Friday, March 01, 2019

Immunity of noncombatants

Catholic moral theology teaches the immunity of noncombatants. But in virtue of what are they immune? From my reading, "innocence" is frequently the condition that confers immunity. Noncombatants are immune because they are classified is innocents, and it's wrong to target innocents. Wrong to intentionally take innocent lives. (Although "intention" is a term of art, viz. double effect theory.)

But in what respect are noncombatants deemed to be innocent? Let's consider some possibilities:

1. Morally innocent

It might be a moral category. To be morally faultless or sinless.

i) If so, the principle is too strong. In traditional Christian theology, human beings are sinners. Even children are subject to Adam's sin. Even children have evil impulses. 

ii) Perhaps in the case of children before the age of reason, it might be said that they are inculpably evil because, despite their evil impulses, they lack the intellectual capacity to be consciously evil. 

iii) But even if we grant that distinction for argument's sake, the class of noncombatants in just-war theory is far larger than children before the age of reason (which has fuzzy boundaries in its own right). 

2.  Judicially innocent

It might be a legal category. To be blames or guiltless in relation to criminal wrongdoing. 

i) But it's unclear why that would be the principle. If you have combatants on both sides, where one side is fighting a just cause while the other side is fighting for an unjust cause, you might argue that the unjust combatants forfeit immunity due to their legal complicity in an unjust war, making them liable to death or injury as a just desert. But the same reasoning can't apply to just combatants. By that logic, immunity extends to just combatants. 

ii) By that criterion, moreover, civilian policymakers who wage unjust war ought to forfeit immunity and face the same fate as combatants. Likewise, civilianswho provide necessary support services, viz. munitions factories.

3. Harmless

It might be a pragmatic category. Most civilians don't pose an imminent danger to the opposing nation or troops. They enjoy immunity because they are innocuous or nonthreatening compared to combatants. 
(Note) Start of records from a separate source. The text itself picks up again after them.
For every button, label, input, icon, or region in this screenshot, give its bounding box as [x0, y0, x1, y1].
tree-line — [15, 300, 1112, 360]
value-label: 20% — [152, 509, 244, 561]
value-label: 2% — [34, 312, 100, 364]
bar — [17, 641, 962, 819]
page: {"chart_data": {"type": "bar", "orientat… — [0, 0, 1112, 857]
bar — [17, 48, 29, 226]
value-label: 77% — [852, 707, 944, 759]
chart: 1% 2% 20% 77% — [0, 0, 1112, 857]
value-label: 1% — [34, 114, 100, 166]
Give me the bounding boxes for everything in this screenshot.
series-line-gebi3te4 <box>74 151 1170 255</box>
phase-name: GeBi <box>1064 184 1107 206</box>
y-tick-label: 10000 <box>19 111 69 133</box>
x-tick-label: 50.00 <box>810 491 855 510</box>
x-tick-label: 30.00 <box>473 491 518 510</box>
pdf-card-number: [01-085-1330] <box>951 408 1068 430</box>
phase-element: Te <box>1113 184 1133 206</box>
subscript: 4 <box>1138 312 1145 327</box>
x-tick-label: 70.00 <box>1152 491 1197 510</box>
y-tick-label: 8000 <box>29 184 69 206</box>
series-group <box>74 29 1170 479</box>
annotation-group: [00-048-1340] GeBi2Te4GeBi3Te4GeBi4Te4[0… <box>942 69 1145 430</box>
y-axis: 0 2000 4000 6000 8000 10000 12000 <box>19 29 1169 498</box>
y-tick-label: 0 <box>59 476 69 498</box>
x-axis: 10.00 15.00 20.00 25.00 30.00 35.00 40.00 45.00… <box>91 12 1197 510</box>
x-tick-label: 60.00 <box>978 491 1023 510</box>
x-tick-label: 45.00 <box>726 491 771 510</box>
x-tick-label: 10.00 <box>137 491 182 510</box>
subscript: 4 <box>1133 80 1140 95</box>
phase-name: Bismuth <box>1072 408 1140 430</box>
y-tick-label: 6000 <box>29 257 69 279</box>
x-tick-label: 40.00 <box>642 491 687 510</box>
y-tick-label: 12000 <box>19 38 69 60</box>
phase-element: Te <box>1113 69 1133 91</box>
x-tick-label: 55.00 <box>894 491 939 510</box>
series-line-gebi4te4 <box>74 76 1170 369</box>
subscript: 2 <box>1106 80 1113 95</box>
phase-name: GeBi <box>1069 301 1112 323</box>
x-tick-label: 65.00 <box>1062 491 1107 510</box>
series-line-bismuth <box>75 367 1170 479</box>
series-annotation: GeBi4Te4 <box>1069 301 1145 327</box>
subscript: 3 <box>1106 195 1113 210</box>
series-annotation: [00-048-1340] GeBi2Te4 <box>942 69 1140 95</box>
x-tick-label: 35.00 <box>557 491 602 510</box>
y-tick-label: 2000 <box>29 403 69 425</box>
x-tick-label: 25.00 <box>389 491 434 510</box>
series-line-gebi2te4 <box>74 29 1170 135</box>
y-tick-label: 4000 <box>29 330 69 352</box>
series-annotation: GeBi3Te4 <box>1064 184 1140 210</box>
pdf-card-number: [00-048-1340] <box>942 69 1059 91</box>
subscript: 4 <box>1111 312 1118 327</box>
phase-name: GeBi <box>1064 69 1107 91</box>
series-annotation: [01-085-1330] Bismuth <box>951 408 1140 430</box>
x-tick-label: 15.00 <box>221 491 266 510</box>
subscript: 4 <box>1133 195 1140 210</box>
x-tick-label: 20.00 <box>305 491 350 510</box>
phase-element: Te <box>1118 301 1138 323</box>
Certainly that captures an intuition regarding the immunity of children (with rare exceptions). However, the principle seems to lean on a rather artificial dichotomy regarding the immediacy of the threat. A military engineer may not pose a direct threat to the opposing nation or troops, but the direct threat may depend on his invention of military technologies. Likewise, take the policymakers who foment war. Or civilians who construct missiles, tanks, bombs, bombers, &c. Although there's a sense in which they are personally innocuous inasmuch as they don't shoot guns, they conscript combatants or supply combatants. 


I think each of these principles has some merit in limiting the scope of legitimate targets, but they're inadequate, either in separation or combination, to justify the absolute immunity of noncombatants across the board.